Essa é o fator de entretenimento a ser encontrado em “Izo”: deitar o filme no divã e analisá-lo, suas simbologias, seus significados. A lógica, no filme de Miike, foi afugentada pela janela; é a conexão de idéias e de possíveis sentidos (embora pouca coisa seja ambígua de fato) que segura nossa atenção e, nesse quesito, o filme é altamente participativo com a platéia. E mesmo quem não está muito afim de sair para brincar, pode se divertir com o delicioso fio subconsciente da narrativa, onde o personagem sai de um frame de 1865 e cai no presente (ou futuro, se você interpretar dessa forma), só para de lá, encontrar uma passagem para o além e parar na Guerra de Onin. Um momento clássico de sonho se encontra quando Izo mergulha num lago, afunda e acaba saindo pela superfície de outro lago, no lado oposto do mundo, caindo diretamente num casamento, filmado de cabeça para baixo. Tanto esse despojamento quanto a quantidade de sangue cenográfico derramado nos remetem a Alejandro Jodorowsky e seu faroeste cult “El Topo”.
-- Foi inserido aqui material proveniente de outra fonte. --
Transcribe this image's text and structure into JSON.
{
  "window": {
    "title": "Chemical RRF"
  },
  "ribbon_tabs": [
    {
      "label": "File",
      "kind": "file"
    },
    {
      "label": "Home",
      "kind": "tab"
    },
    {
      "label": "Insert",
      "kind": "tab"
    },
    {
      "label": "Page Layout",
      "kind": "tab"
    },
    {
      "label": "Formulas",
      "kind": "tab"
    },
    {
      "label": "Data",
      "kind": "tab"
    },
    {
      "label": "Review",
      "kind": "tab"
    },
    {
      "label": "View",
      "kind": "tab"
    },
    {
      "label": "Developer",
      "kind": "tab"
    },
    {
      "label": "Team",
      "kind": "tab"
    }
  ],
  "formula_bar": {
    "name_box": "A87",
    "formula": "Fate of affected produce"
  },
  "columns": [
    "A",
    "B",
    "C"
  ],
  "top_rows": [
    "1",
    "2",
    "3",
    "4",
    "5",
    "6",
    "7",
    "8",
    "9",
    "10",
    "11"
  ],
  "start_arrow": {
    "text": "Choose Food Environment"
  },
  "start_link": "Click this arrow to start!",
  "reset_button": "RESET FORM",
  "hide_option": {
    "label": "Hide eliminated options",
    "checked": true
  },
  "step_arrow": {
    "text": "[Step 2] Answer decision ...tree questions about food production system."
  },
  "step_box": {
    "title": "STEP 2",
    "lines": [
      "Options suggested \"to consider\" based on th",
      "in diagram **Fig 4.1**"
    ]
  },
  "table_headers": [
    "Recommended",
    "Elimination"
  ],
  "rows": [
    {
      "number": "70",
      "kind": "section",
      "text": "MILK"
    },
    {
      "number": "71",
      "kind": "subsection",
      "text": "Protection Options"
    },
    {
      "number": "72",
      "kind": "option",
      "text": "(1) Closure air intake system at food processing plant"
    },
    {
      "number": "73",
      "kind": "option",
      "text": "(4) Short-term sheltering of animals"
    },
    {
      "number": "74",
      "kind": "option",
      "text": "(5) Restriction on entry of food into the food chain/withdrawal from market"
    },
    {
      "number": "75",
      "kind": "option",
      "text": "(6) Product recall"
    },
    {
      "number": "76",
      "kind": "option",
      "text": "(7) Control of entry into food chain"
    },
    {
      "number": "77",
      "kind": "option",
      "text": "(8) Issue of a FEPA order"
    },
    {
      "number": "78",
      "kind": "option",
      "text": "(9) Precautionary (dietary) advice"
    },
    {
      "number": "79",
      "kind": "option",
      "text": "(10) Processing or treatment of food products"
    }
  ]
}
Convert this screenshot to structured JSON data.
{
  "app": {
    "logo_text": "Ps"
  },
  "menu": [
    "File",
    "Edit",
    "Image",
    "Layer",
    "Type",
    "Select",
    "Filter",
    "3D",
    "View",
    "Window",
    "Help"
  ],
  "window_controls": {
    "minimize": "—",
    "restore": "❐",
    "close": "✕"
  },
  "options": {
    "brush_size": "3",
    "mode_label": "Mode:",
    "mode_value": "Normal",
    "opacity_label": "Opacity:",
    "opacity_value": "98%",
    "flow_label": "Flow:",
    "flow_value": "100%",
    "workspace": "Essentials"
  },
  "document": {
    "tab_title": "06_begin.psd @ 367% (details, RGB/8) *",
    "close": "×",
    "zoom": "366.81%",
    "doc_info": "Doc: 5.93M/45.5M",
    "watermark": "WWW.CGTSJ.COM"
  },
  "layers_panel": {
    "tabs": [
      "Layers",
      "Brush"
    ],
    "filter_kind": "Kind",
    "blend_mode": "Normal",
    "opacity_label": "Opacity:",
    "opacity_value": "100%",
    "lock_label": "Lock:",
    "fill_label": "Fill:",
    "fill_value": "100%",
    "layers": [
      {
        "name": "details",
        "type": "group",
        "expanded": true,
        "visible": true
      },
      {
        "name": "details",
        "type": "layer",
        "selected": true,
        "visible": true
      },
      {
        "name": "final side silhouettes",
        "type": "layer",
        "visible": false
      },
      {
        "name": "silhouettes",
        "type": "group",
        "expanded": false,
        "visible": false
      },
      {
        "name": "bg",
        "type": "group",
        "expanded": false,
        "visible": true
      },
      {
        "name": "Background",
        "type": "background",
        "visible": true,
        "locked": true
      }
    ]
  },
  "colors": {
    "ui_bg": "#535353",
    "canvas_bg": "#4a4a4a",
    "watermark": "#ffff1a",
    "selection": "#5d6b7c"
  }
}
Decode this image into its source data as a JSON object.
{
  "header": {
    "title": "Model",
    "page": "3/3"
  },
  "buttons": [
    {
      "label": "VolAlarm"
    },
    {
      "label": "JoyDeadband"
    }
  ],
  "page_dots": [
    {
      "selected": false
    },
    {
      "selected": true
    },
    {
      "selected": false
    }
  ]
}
A higienização da arte com o intuito de se ganhar mais lucro, uma vez que mais branda a censura, maior o público a ser atingido, já sacrificou muita gente bamba e, sendo o diretor que é, Miike é uma das vítimas mais óbvias. É na arte que a violência humana pode ser melhor “desabafada” – se alguém é influenciado por aquilo que vê, a culpa não seria da imbecilidade de quem viu? (ao contrário do que a cultura litigiosa quer nos convencer?) – e agora querem destruir o parquinho onde ela podia dar suas corridinhas. Somando seu protesto a sua descontração com a unidade narrativa, Miike resolve exorcizar muitos de seus dissabores, botando o samurai para executar yuppies, criancinhas fofas, esses pobres coitados dos espectadores incautos, políticos (MUITOS políticos – os vilões, aliás, só se preocupam com Izo pela má influência que ele causaria em seus “financiadores”), além de uma infinda declaração de truísmos por quase todos os personagens, o que é imediatamente associável com os últimos filmes de Godard (o que já é outra discussão). A crítica a auto-indulgência, ao cinismo das gerações atuais e especialmente ao “politicamente correto” encontra-se altamente explícita na cena da escola, onde Miike põe crianças de 8 anos dizendo coisas como: “Amor é uma palavra; uma palavra não é necessariamente acompanhada com a natureza fundamental de seu significado”, e meu preferido “Nação é um delírio maléfico só existente nas mentes humanas; uma noção imaginária de falsidade que existe apenas para controlar e governar pessoas que instintivamente se aglomeram em bandos.” Nada sutil, mas nossa época hipócrita não consegue mais arcar com lá muita sutileza. Se o cerne da obra mantém-se aberto à interpretação, o mesmo não se pode dizer às posições pessoais do diretor.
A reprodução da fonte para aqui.